An iteration group \(G\) on the open interval \(I\) is a family of continuous functions \(f^ t : I \to I\), \(t \in\mathbb{R}\), such that \(f^ t \circ f^ s = f^{t + s}\), \(t,s \in \mathbb{R}\). Consider only iteration groups such that every \(f^ t\) is either the identity mapping or has no fixed point. Then it is shown that either
(i) for every \(s,t\) such that \(f^ s \neq Id\) and \(f^ t \neq Id\), there exist \(n,m \in \mathbb{Z}\) such that \(| n | + | m | \neq 0\) and \(f^{ns} \equiv f^{mt}\) or
(ii) there exist \(s,t\in \mathbb{R}\) such that for every \(n,m\in Z\) with \(| n | + | m | \neq 0\) and every \(x \in I\) we have \(f^{ns} (x) \neq f^{mt} (x)\).

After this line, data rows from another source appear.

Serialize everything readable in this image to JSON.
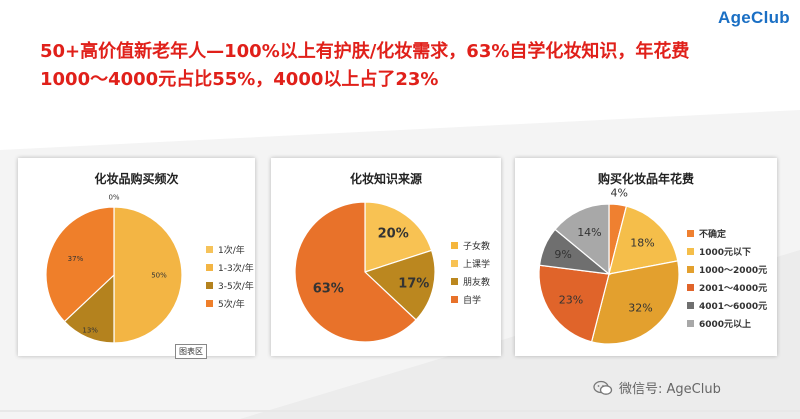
{
  "brand": "AgeClub",
  "headline": {
    "line1": "50+高价值新老年人—100%以上有护肤/化妆需求，63%自学化妆知识，年花费",
    "line2": "1000～4000元占比55%，4000以上占了23%"
  },
  "chart_data": [
    {
      "type": "pie",
      "title": "化妆品购买频次",
      "categories": [
        "1次/年",
        "1-3次/年",
        "3-5次/年",
        "5次/年"
      ],
      "values": [
        0,
        50,
        13,
        37
      ],
      "data_labels": [
        "0%",
        "50%",
        "13%",
        "37%"
      ],
      "colors": [
        "#f6c35a",
        "#f3b544",
        "#b4821e",
        "#ef7f2a"
      ],
      "legend": "right"
    },
    {
      "type": "pie",
      "title": "化妆知识来源",
      "categories": [
        "子女教",
        "上课学",
        "朋友教",
        "自学"
      ],
      "values": [
        0,
        20,
        17,
        63
      ],
      "data_labels": [
        "",
        "20%",
        "17%",
        "63%"
      ],
      "colors": [
        "#f5b63c",
        "#f8c253",
        "#bb871f",
        "#e8722a"
      ],
      "legend": "right"
    },
    {
      "type": "pie",
      "title": "购买化妆品年花费",
      "categories": [
        "不确定",
        "1000元以下",
        "1000～2000元",
        "2001～4000元",
        "4001～6000元",
        "6000元以上"
      ],
      "values": [
        4,
        18,
        32,
        23,
        9,
        14
      ],
      "data_labels": [
        "4%",
        "18%",
        "32%",
        "23%",
        "9%",
        "14%"
      ],
      "colors": [
        "#ef8030",
        "#f5be4a",
        "#e3a02e",
        "#e0642a",
        "#6f6f6f",
        "#a8a8a8"
      ],
      "legend": "right"
    }
  ],
  "chart_area_tag": "图表区",
  "footer": {
    "wechat": "微信号: AgeClub"
  }
}
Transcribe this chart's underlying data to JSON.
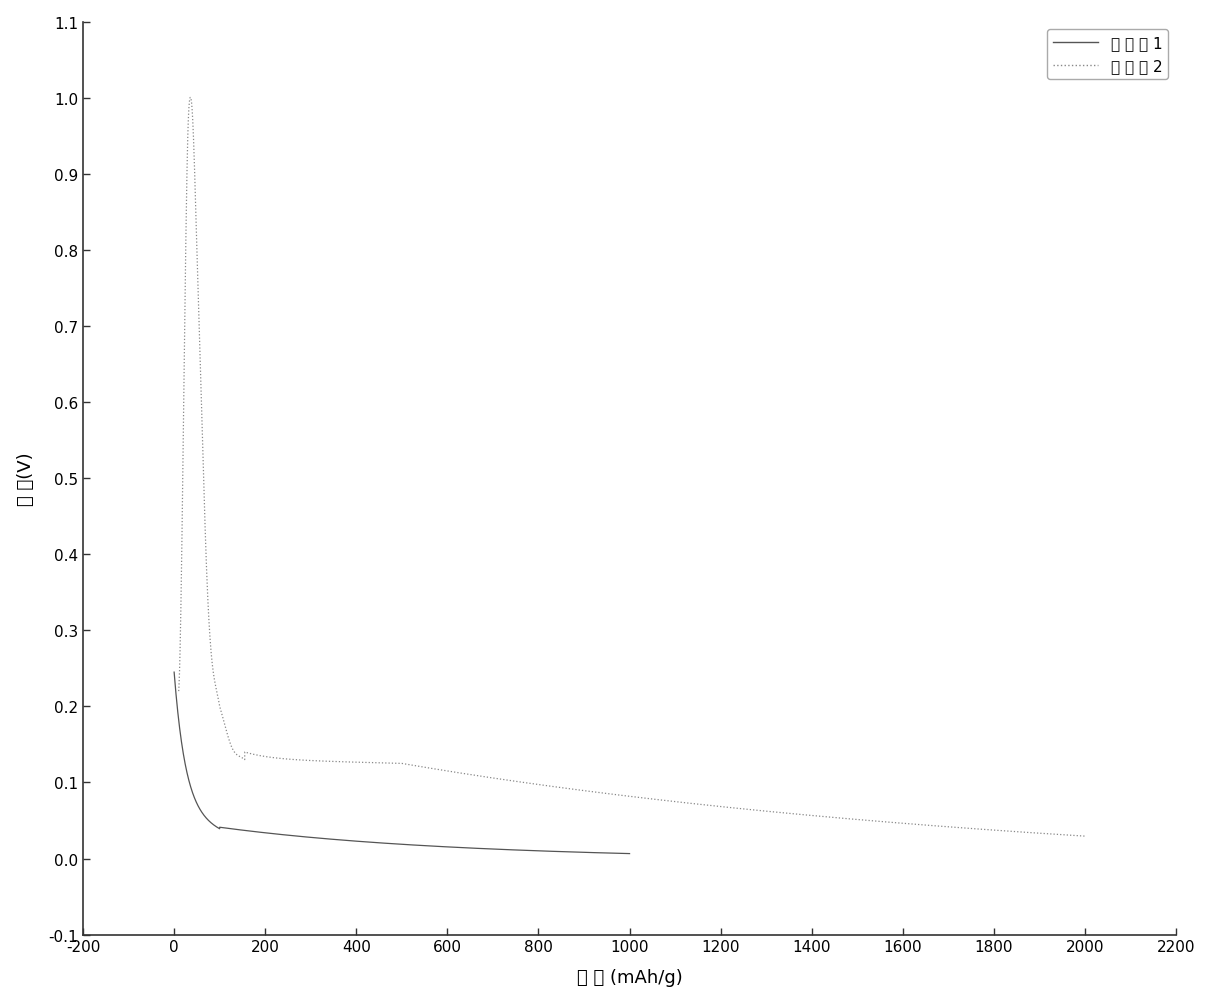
{
  "xlabel": "容 量 (mAh/g)",
  "ylabel": "电 压(V)",
  "legend1": "实 施 例 1",
  "legend2": "实 施 例 2",
  "xlim": [
    -200,
    2200
  ],
  "ylim": [
    -0.1,
    1.1
  ],
  "xticks": [
    -200,
    0,
    200,
    400,
    600,
    800,
    1000,
    1200,
    1400,
    1600,
    1800,
    2000,
    2200
  ],
  "yticks": [
    -0.1,
    0.0,
    0.1,
    0.2,
    0.3,
    0.4,
    0.5,
    0.6,
    0.7,
    0.8,
    0.9,
    1.0,
    1.1
  ],
  "line1_color": "#555555",
  "line2_color": "#888888",
  "bg_color": "#ffffff"
}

In case (i) it is shown that there is a rational iteration group on \(I\): \(g^ w : I \to I\), \(w \in \mathbb{Q}\) such that \(f^ u \circ f^ v = f^{u + v}\), \(u,v \in \mathbb{Q}\) and, an additive function \(\lambda : \mathbb{R} \to \mathbb{Q}\) such that \(f^ t = g^{\lambda (t)}\), \(t \in \mathbb{R}\). In case (ii) a general expression is given for the group \(G\) and this takes one of two forms, depending on whether the limit set \(L_ G = \) {limit points of the orbit \(f^ t(x)\), \(t \in \mathbb{R}\) for fixed \(x\}\) is a closed interval or not.